22 avril 2016 : Communiqué de presse

Une femme américaine devient biologiquement plus jeune après des thérapies géniques

Elizabeth Parrish, PDG de Bioviva USA Inc. est devenue le premier être humain à être rajeuni avec succès par la thérapie génique, après que les traitements expérimentaux de sa propre compagnie ont renversé de 20 ans le raccourcissement des télomères normaux.

Le score des télomères est calculé selon la longueur des télomères des globules blancs (lymphocytes T). Ce résultat est basé sur la moyenne de la longueur des télomères des lymphocytes-T par rapport à la population américaine dans la même tranche d’âge. Plus le score de télomère est haut, plus « jeunes » sont les cellules.

En septembre 2015, alors âgé de 44 ans, PDG de BioViva USA Inc. Elizabeth Parrish a reçu deux thérapies géniques expérimentales de sa propre compagnie : une pour se protéger contre la perte de la masse musculaire avec l’âge, l’autre pour combattre l’appauvrissement de cellules souches responsables de diverses maladies et infirmités liées à l’âge.


voir l’article de MIT Technology Review du 14 octobre 2015


Le traitement était initialement destiné à démontrer l’innocuité de la dernière génération des thérapies. Mais si les premières données sont exactes, c’est déjà le premier exemple réussi du monde de l’allongement  des télomères par l’intermédiaire de la thérapie génique chez un individu humain. La thérapie génique a été utilisée pour rallonger les télomères sur des cellules cultivées chez la souris, mais jamais sur un patient humain.

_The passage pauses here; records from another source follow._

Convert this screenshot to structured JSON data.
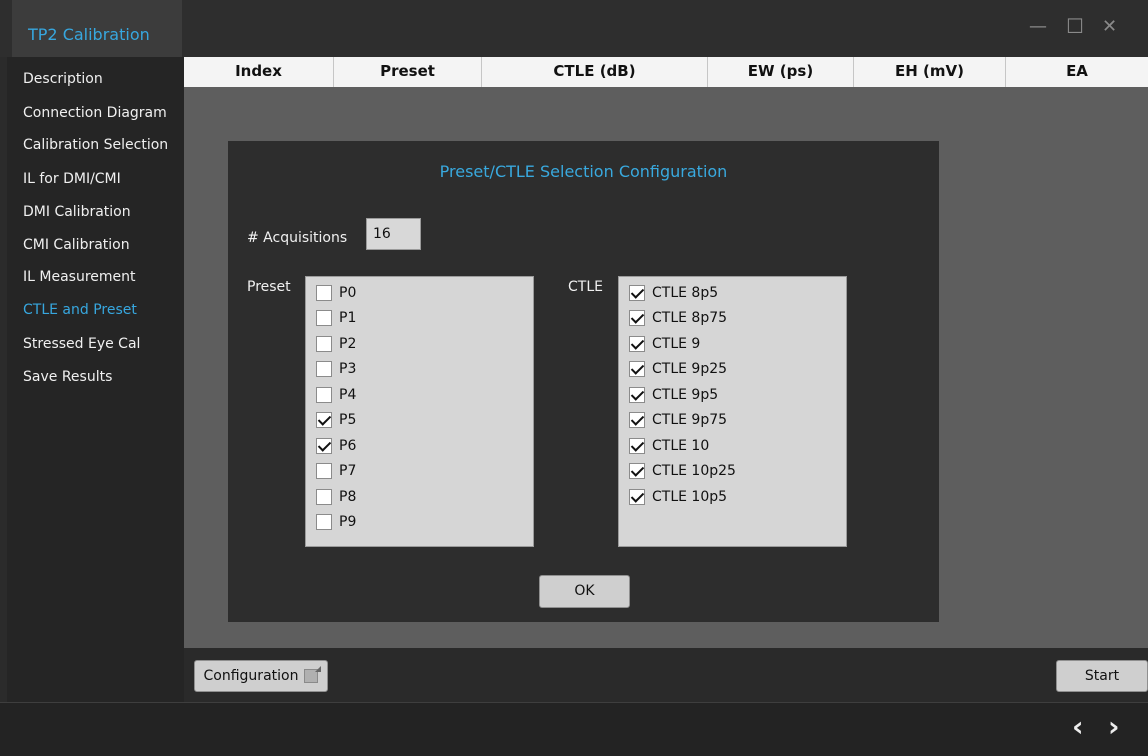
{
  "window": {
    "title": "TP2 Calibration",
    "minimize_glyph": "—",
    "maximize_glyph": "☐",
    "close_glyph": "✕"
  },
  "sidebar": {
    "items": [
      {
        "label": "Description"
      },
      {
        "label": "Connection Diagram"
      },
      {
        "label": "Calibration Selection"
      },
      {
        "label": "IL for DMI/CMI"
      },
      {
        "label": "DMI Calibration"
      },
      {
        "label": "CMI Calibration"
      },
      {
        "label": "IL Measurement"
      },
      {
        "label": "CTLE and Preset",
        "active": true
      },
      {
        "label": "Stressed Eye Cal"
      },
      {
        "label": "Save Results"
      }
    ]
  },
  "table": {
    "columns": [
      "Index",
      "Preset",
      "CTLE (dB)",
      "EW (ps)",
      "EH (mV)",
      "EA"
    ]
  },
  "dialog": {
    "title": "Preset/CTLE Selection Configuration",
    "acquisitions_label": "# Acquisitions",
    "acquisitions_value": "16",
    "preset_label": "Preset",
    "ctle_label": "CTLE",
    "presets": [
      {
        "label": "P0",
        "checked": false
      },
      {
        "label": "P1",
        "checked": false
      },
      {
        "label": "P2",
        "checked": false
      },
      {
        "label": "P3",
        "checked": false
      },
      {
        "label": "P4",
        "checked": false
      },
      {
        "label": "P5",
        "checked": true
      },
      {
        "label": "P6",
        "checked": true
      },
      {
        "label": "P7",
        "checked": false
      },
      {
        "label": "P8",
        "checked": false
      },
      {
        "label": "P9",
        "checked": false
      }
    ],
    "ctles": [
      {
        "label": "CTLE 8p5",
        "checked": true
      },
      {
        "label": "CTLE 8p75",
        "checked": true
      },
      {
        "label": "CTLE 9",
        "checked": true
      },
      {
        "label": "CTLE 9p25",
        "checked": true
      },
      {
        "label": "CTLE 9p5",
        "checked": true
      },
      {
        "label": "CTLE 9p75",
        "checked": true
      },
      {
        "label": "CTLE 10",
        "checked": true
      },
      {
        "label": "CTLE 10p25",
        "checked": true
      },
      {
        "label": "CTLE 10p5",
        "checked": true
      }
    ],
    "ok_label": "OK"
  },
  "bottom": {
    "configuration_label": "Configuration",
    "start_label": "Start"
  },
  "footer": {
    "back_glyph": "‹",
    "forward_glyph": "›"
  },
  "colors": {
    "accent": "#37a7df",
    "background": "#2b2b2b",
    "panel": "#5e5e5e"
  }
}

Les télomères sont de courts segments de l’ADN qui couvrent les extrémités de chaque chromosome, agissant comme des « amortisseurs » contre l’usure. Ils raccourcissent à chaque division cellulaire, devenant finalement trop court pour protéger le chromosome, ce qui entraîne un dysfonctionnement de la cellule et le vieillissement du corps .

En septembre 2015, les données de télomère prises des globules blancs de Parrish par le laboratoire d’essais clinique spécialisé de SpectraCell à Houston, au Texas, juste avant que les traitements aient été administrés, ont révélé que les télomères de Parrish étaient inhabituellement courts pour son âge, la laissant vulnérable aux maladies associées à l’âge plus tôt dans la vie.

En mars 2016, les mêmes tests ont été repris par SpectraCell et ont révélé que ses télomères avaient rallongé d’une vingtaine d’années, de 6,71 kb à 7,33 kb. Cela implique que les globules blancs de Parrish (leucocytes) sont devenus biologiquement plus jeunes. Ces résultats ont été vérifiés de manière indépendante par le HEALES à but non-lucratif basée à Bruxelles (Healthy Life Extension Company) et la Biogerontology Research Foundation, un organisme de bienfaisance basée au Royaume-Uni qui s’est engagé à lutter contre les maladies liées au vieillissement.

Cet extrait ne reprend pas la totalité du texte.